Ce mardi en journée, Tihange 1 crachait toujours de la vapeur via son énorme tour de refroidissement. Mais ce n'était plus que pour quelques heures.

Antoine Assice directeur des centrales nucléaires de Tihange.
Antoine Assice directeur de la centrales nucléaire de Tihange. ©Bernard Demoulin

Ce mardi, aux abords de la centrale nucléaire de Tihange, l'ambiance était particulière.
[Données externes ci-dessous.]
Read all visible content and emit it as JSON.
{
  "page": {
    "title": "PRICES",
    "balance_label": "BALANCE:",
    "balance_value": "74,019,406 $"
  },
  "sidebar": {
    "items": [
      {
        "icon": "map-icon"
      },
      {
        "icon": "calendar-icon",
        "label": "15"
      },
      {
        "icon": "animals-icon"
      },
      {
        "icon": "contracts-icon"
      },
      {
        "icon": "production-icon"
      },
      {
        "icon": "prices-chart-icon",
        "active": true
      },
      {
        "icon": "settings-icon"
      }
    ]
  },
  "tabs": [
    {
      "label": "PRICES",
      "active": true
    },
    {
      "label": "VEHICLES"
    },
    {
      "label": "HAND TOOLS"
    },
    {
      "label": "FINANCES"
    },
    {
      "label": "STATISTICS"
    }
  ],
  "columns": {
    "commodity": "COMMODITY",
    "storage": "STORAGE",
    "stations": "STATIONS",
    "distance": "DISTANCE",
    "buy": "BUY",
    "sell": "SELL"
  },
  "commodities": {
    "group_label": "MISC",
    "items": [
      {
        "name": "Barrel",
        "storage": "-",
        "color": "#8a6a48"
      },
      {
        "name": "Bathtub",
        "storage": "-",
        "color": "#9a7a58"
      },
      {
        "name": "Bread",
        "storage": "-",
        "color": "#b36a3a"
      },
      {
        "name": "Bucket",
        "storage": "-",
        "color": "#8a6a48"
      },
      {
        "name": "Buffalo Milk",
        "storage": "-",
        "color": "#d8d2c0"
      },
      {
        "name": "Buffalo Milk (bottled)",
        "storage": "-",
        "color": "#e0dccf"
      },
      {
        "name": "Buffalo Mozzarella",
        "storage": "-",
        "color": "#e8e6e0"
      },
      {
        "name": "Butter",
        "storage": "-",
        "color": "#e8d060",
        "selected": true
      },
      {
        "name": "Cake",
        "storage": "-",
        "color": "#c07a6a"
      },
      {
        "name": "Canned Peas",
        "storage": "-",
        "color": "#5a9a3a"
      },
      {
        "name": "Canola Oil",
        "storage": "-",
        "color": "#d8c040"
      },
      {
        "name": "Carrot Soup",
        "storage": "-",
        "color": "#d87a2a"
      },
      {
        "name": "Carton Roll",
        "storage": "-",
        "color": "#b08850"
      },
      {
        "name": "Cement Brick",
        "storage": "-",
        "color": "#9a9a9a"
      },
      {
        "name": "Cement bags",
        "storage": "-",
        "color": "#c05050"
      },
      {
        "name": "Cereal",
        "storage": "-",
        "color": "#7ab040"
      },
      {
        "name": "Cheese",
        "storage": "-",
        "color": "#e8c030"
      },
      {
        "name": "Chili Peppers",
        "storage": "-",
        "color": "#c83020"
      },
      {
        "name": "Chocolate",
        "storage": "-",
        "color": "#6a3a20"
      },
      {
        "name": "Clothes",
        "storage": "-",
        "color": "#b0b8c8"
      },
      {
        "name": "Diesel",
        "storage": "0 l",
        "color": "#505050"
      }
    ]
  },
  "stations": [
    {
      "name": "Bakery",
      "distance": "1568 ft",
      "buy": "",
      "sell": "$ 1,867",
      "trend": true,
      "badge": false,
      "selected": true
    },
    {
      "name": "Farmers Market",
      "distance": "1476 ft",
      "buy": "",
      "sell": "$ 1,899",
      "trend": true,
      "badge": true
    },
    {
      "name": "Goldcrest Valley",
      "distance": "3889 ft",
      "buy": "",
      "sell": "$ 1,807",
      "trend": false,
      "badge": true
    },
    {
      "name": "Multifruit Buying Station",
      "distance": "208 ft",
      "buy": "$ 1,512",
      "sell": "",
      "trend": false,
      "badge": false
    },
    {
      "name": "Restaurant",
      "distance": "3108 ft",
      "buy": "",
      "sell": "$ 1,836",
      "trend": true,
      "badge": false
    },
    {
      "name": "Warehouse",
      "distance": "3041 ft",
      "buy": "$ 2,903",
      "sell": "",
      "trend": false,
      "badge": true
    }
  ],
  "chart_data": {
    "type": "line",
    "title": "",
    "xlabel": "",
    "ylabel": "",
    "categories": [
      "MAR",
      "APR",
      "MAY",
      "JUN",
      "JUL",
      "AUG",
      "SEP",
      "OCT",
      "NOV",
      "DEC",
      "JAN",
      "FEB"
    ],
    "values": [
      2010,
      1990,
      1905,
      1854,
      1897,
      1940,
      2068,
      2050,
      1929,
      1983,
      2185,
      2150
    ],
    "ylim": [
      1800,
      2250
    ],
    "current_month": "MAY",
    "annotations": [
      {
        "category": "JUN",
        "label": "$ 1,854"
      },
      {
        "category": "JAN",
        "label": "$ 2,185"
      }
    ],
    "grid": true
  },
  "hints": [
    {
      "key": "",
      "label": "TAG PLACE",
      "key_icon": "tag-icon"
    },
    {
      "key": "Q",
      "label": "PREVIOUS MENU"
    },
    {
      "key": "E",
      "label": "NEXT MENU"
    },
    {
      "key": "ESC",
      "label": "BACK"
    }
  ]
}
Au Tihange 4, la brasserie qui jouxte la centrale, certains clients évoquaient le dernier jour de fonctionnement du plus vieux réacteur nucléaire de Wallonie. Tihange 1 devait en effet être arrêté définitivement ce mardi, un peu avant minuit, après cinquante années de service.

Pourquoi cet arrêt ? Rappelons que Tihange 1 ne respecte pas les dernières normes internationales de sûreté nucléaire, renforcées après la catastrophe de Fukushima. Or une vérification du respect des normes de sûreté nucléaire a lieu tous les dix ans. Pour Tihange 1, la prochaine vérification devait intervenir ce mercredi 1er octobre, à l'occasion des 50 ans du réacteur. Étant donné qu'aucun dossier de mise aux normes n'a été introduit par Engie auprès de l'Agence fédérale de contrôle nucléaire (AFCN), Tihange 1 devait obligatoirement être arrêté à cette échéance.